Вдруг события принимают совершенно иной оборот: из окна туалета доносится громкий женский вопль:

— Это мой, мой чемодан! Куда вы его потащили?

Волна смеха прокатывается по платформе, а полицейские, только что прикладывавшие ухо к чемодану в надежде уловить какой-нибудь подозрительный звук, чувствуют себя ни за что ни про что оставленными в дураках, но теперь уже и сами не могут удержаться от смеха и втаскивают чемодан обратно в вагон.

Мы снова усаживаемся на места. Мой сосед напротив, качая головой, говорит, что из-за чрезмерных предосторожностей можно иной раз попасть впросак, но если бомба подложена, то смейся не смейся, а она рано или поздно взорвется. Отовсюду доносится шум хлопающих дверей, но свистка к отправлению не слышно и поезд не движется. Кто-то начинает выходить из себя: чего мы ждем, раз бомба не обнаружилась в чемодане синьоры из туалета? Появляется проводник и объясняет: надо, мол, проверить путь между Рогоредо и Меленьяно. Вдруг поезд трогается, но идет тихо, не быстрей пешехода. Пассажиры недоуменно переглядываются, ощущая скорей раздражение, чем тревогу. Все тот же синьор напротив (он, должно быть, собаку съел на дорожных происшествиях со взрывами) предполагает, что полицейские сели на подножку локомотива и осматривают рельсы на тихом ходу.

— Наш вагон — испытательный, — добавляет он, — все остальные идут за нами.

Но даже упоминание об испытательном вагоне никого не трогает: все смотрят на часы, и разговор заходит о делах, которые не удастся сделать, об автобусе, который уже ушел, об отмене ужина в честь дня рождения дочери, о телефильме, к которому не поспеть.

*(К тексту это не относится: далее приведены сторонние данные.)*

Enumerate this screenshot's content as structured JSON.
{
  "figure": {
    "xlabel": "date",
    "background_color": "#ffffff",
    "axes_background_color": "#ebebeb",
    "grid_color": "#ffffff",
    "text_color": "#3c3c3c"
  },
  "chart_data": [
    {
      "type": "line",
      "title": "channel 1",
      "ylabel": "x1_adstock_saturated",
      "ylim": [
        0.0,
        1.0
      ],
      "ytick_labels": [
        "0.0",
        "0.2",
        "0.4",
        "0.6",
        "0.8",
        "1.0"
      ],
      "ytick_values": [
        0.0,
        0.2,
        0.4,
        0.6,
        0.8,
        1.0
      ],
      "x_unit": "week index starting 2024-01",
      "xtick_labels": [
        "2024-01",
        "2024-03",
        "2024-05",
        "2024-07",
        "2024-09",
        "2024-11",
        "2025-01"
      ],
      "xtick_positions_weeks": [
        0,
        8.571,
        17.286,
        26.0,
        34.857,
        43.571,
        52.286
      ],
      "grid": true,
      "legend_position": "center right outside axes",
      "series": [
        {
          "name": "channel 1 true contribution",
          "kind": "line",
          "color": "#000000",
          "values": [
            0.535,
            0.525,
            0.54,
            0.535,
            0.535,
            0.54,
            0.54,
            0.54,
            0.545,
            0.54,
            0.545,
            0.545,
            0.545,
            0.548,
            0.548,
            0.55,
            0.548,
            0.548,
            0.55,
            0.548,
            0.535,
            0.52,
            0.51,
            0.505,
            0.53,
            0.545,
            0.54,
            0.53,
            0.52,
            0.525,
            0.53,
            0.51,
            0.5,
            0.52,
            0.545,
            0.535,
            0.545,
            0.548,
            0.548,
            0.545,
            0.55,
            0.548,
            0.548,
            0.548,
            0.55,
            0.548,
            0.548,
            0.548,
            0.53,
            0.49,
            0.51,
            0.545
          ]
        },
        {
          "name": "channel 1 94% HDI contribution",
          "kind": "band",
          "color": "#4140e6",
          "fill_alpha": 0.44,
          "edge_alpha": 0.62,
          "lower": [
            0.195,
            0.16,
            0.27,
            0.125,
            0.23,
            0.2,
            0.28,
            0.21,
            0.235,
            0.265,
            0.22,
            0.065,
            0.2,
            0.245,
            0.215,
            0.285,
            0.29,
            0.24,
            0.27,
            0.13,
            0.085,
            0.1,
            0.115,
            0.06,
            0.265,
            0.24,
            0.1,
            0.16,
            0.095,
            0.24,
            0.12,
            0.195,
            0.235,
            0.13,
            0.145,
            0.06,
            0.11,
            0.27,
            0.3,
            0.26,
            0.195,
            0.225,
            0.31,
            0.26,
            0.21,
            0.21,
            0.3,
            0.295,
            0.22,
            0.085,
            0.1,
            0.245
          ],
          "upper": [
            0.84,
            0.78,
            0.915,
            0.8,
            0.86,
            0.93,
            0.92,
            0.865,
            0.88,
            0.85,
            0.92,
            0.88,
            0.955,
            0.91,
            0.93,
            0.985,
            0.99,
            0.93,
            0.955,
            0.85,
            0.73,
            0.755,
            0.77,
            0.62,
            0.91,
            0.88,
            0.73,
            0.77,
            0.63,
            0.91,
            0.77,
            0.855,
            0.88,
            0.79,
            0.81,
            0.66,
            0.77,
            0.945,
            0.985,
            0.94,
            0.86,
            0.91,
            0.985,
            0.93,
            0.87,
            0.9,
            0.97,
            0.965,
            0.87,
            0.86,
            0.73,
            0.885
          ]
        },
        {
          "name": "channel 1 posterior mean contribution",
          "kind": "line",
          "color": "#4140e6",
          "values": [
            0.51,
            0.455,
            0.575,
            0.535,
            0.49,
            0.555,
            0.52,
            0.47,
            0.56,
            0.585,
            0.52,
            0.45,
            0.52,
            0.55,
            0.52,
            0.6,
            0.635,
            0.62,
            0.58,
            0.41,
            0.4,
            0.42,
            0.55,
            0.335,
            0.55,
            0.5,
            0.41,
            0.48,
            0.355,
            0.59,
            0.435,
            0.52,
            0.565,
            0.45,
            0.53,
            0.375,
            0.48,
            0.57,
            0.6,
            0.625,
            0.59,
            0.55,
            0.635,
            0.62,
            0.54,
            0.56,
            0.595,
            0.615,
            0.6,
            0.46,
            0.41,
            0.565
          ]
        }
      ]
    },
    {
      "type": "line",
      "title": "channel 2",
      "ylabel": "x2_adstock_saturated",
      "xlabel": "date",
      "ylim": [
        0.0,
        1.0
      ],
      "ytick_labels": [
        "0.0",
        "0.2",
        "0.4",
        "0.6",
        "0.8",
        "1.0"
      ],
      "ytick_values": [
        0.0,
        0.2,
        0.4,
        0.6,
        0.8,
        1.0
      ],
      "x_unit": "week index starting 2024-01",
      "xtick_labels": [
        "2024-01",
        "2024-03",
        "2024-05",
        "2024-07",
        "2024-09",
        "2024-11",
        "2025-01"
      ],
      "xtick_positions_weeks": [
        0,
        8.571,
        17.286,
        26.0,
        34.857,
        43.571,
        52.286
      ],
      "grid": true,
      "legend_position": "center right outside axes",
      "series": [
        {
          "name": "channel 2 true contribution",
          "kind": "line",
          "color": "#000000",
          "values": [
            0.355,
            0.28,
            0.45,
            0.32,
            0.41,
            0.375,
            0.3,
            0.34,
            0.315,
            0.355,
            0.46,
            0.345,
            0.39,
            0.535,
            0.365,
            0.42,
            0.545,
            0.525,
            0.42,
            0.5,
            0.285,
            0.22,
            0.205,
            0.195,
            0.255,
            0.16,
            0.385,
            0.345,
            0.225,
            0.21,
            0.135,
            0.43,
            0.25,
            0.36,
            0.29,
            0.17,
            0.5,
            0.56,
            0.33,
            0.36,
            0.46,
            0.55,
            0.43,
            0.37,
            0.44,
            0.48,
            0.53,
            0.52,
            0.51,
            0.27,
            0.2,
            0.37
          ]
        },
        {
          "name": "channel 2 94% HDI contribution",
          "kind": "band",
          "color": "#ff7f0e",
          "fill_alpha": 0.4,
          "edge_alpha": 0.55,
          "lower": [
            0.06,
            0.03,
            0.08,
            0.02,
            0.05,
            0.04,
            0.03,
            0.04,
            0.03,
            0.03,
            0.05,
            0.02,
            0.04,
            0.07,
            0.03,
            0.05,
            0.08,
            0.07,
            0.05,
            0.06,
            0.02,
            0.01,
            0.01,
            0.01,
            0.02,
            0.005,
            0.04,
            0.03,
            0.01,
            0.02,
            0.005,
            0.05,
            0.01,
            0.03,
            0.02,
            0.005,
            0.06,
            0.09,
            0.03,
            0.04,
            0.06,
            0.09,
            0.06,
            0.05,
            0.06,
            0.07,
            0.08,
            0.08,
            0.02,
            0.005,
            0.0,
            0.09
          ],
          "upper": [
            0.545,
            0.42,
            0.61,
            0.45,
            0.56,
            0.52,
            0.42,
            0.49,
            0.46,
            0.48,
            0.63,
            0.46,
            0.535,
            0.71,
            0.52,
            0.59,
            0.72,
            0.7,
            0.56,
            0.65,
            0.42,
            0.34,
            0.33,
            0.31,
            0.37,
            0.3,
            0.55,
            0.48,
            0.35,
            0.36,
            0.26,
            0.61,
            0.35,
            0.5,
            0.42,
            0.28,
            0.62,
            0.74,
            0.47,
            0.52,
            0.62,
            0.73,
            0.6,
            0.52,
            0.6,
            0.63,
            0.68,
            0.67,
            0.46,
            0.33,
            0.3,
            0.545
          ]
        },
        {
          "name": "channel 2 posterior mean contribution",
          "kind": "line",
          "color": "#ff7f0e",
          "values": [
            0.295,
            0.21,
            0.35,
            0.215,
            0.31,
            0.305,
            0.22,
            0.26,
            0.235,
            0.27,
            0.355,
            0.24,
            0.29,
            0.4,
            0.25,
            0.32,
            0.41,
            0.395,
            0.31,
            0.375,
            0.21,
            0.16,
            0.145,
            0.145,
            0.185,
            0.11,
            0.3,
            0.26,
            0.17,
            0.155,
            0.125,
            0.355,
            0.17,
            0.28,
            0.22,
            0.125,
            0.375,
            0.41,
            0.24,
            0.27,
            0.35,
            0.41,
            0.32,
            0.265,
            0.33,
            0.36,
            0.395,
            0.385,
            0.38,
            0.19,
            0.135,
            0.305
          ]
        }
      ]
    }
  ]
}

— Поезда стали чем-то вроде трамвая, — замечает один из пассажиров, — домой возвращаешься на трамвае, даже если до дома двести километров.

И всем до лампочки эта бомба, которая того и гляди взорвется. Анонимное сообщение о заложенном в поезде тритоле представляется глупой выдумкой, чем-то вроде протеста демонстрантов, остановки из-за ремонта путей, сообщения громкоговорителя (слова из которого запали нам в голову, подобно фразам Карозелло): «Левантийский экспресс, ожидавшийся прибытием в девятнадцать пятнадцать, запаздывает на сорок пять минут».

Бомба касается как бы всех, но никого в отдельности. Примерно так же люди говорят, что не боятся смерти, потому что ни разу не побывали в ее когтях. В представлении каждого путешествие по железной дороге утрачивает свои реальные черты: главное — добраться до конечной станции, сопутствующие же неполадки, как бы серьезны ни были их причины, воспринимаются как помехи, вызывающие скорей недовольство, чем опасения. Мне вспоминается реакция людей в аэропортах на сообщение о том, что полет откладывается из-за тумана. Надо бы радоваться осторожности обслуживающего персонала: ведь благодаря ей летать практически безопасно. Однако пассажиры начинают ворчать: «Какой это туман? Просто испарения. Только бы водить нас за нос». Если бы в этот момент кто-нибудь из пилотов заявил о своей готовности взлететь несмотря ни на что, то от желающих не было бы отбоя. Раздражение сильнее страха, неотложные дела заставляют людей пойти на любой риск, лишь бы добиться своего.

Более получаса потребовалось, чтобы преодолеть те несколько километров, которые отделяют Рогоредо от Меленьяно. И когда поезд набрал наконец обычную скорость, то вряд ли можно было сказать, что кошмар кончился, — просто исчезла досада. А воспоминание о других трагически разбившихся поездах растворилось, словно дымка на горизонте: все мы остро переживаем только сиюминутные неприятности. Как утверждают, жизнь продолжается только потому, что так уж мы устроены.